The US games out in 2012 how various carbon taxes will affect emissions, given by electricity production. These are modest levels of taxation, and have modest effects. To actually address the climate crisis, a whole other magnitude of taxation and other tools need to be brought to bear. The actual trajectory came out to more renewables, no growth for nuclear power, and we are still burning coal.

Let me touch on just one topic from the book- carbon taxes. This is classic case of squeemish policy-making. While it is not always obvious that carbon pricing would be a more fair or effective approach than direct regulation of the most offensive industries and practices, it is obvious that putting a price on carbon emissions can be an effective policy tool for reducing overall emissions. The question is- how high should that price be to have the effect we want? Well, due to the universal economic consensus that carbon pricing would be a good thing, many jurisdictions have set up such pricing or capping schemes. But very few are effective, because, lo and behold, they did not want to actually have a strong effect. That is, they did not want to disrupt the current way of doing things, but only make themselves (and ourselves) feel good, with a slight inducement to moderate future change. Thus they typically exempt the most polluting industries outright, and set the caps high and the prices low, so as not to upset anyone. And then Adrienne Buller wonders why these schemes are so universally ineffective.

Carbon prices in California are currently around $30 per ton CO2, and this has, according to those studying the system, motivated one third of the state's overall carbon reductions over the current decade. That is not terrible, but clearly insufficient, even for a forward-thinking state, since we need to wring carbon out of our systems at a faster pace. Raising that price would be the most direct way for us as a society to do that. But do we want to? At that point, we need to look in the mirror and ask whether the point of our policies should be addressing climate heating in the most effective way possible, or to avoid pain and change to our current systems. Right now, we are on a sort of optimal trajectory to avoid most of the economic and social pain of truly addressing climate change, (by using gradualist and incremental policies), but at the cost of not getting there soon enough and thus incurring increasing levels of pain from climate heating itself- now, and in a future that is measured, not in years, but in centuries. 

The second big point to make about this book and similar discussions is that it largely frames the problem as an economic one for humanity. How much cost do we bear in 2100 and 2200, compared with the cost we are willing to pay today? Well, that really ignores a great deal, for there are other species on the planet than ourselves. And there are other values we have as humans, than economic ones. This means that any cost accounting that gets translated into a carbon price needs to be amplified several fold to truly address the vast array of harms we are foisting on the biosphere. Coral reefs are breaking down, tropical forests are losing their regenerative capability, and the arctic is rapidly turning temperate. These are huge changes and harms, which no accounting from an economic perspective "internalizes". 

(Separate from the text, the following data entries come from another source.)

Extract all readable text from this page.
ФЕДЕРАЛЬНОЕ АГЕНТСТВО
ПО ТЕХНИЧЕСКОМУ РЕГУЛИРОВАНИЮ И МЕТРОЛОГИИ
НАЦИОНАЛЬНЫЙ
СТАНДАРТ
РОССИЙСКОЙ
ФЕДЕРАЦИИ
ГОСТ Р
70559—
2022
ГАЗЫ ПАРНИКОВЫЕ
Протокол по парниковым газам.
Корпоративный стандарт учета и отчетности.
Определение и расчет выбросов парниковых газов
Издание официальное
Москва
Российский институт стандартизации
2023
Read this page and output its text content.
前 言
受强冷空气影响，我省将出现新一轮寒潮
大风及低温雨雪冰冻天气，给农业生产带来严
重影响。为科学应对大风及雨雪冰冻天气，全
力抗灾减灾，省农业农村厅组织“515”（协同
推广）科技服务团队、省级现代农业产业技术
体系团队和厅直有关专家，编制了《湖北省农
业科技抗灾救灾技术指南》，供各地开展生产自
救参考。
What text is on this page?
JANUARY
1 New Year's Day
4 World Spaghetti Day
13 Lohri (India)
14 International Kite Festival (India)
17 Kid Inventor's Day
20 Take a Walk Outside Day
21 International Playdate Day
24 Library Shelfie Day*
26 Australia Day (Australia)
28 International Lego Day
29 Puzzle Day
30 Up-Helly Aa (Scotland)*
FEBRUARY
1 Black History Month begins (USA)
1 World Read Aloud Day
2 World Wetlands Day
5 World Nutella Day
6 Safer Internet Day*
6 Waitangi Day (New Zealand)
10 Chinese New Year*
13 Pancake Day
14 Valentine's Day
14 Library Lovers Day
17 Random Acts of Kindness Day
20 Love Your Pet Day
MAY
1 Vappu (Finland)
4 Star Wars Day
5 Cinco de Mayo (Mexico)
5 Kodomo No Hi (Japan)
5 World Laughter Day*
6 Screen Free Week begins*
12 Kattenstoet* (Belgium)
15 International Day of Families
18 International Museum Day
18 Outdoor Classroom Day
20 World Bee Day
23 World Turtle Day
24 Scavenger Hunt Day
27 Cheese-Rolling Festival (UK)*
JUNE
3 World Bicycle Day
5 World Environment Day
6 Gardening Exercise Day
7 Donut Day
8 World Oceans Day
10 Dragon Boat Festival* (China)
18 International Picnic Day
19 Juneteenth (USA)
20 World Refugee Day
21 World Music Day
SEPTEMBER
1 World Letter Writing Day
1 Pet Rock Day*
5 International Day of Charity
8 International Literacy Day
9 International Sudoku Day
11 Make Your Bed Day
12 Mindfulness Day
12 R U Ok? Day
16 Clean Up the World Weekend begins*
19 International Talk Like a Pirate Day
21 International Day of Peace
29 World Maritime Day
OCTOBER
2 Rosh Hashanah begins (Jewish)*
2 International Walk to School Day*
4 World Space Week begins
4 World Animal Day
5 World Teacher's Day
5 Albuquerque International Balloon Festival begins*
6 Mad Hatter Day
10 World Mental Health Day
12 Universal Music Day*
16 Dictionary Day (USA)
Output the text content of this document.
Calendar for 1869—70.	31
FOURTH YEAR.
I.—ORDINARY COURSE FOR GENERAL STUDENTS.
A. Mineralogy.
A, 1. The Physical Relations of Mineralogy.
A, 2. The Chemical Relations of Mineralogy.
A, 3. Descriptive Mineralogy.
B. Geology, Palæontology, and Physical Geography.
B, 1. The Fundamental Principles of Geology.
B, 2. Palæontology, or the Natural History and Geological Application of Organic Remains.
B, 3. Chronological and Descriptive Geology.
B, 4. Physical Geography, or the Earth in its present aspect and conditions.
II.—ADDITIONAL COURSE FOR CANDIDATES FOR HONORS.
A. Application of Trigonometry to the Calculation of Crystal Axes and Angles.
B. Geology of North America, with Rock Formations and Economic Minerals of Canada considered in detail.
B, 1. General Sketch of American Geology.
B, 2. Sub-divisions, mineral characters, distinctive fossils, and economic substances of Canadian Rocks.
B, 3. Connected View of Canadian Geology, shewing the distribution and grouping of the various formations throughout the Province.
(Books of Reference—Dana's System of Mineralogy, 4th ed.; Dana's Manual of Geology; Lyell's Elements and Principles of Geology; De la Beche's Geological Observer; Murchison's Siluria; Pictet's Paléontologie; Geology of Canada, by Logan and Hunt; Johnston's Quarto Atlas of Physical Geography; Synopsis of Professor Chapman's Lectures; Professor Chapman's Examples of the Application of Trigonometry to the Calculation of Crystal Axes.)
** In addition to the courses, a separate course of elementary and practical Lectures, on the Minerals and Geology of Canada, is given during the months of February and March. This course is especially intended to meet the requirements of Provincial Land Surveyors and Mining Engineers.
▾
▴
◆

So, we need to psychologically progress, skipping a few steps to the facing-it part of the process, which then will naturally lead us towards truly effective solutions to get to carbon neutrality rapidly. Will it cost a lot? Absolutely. Will we suffer imbalances and loss of comforts? Absolutely. But once America faces up to a problem, we tend to do a good job accepting those tradeoffs and figuring out how to get the results we want.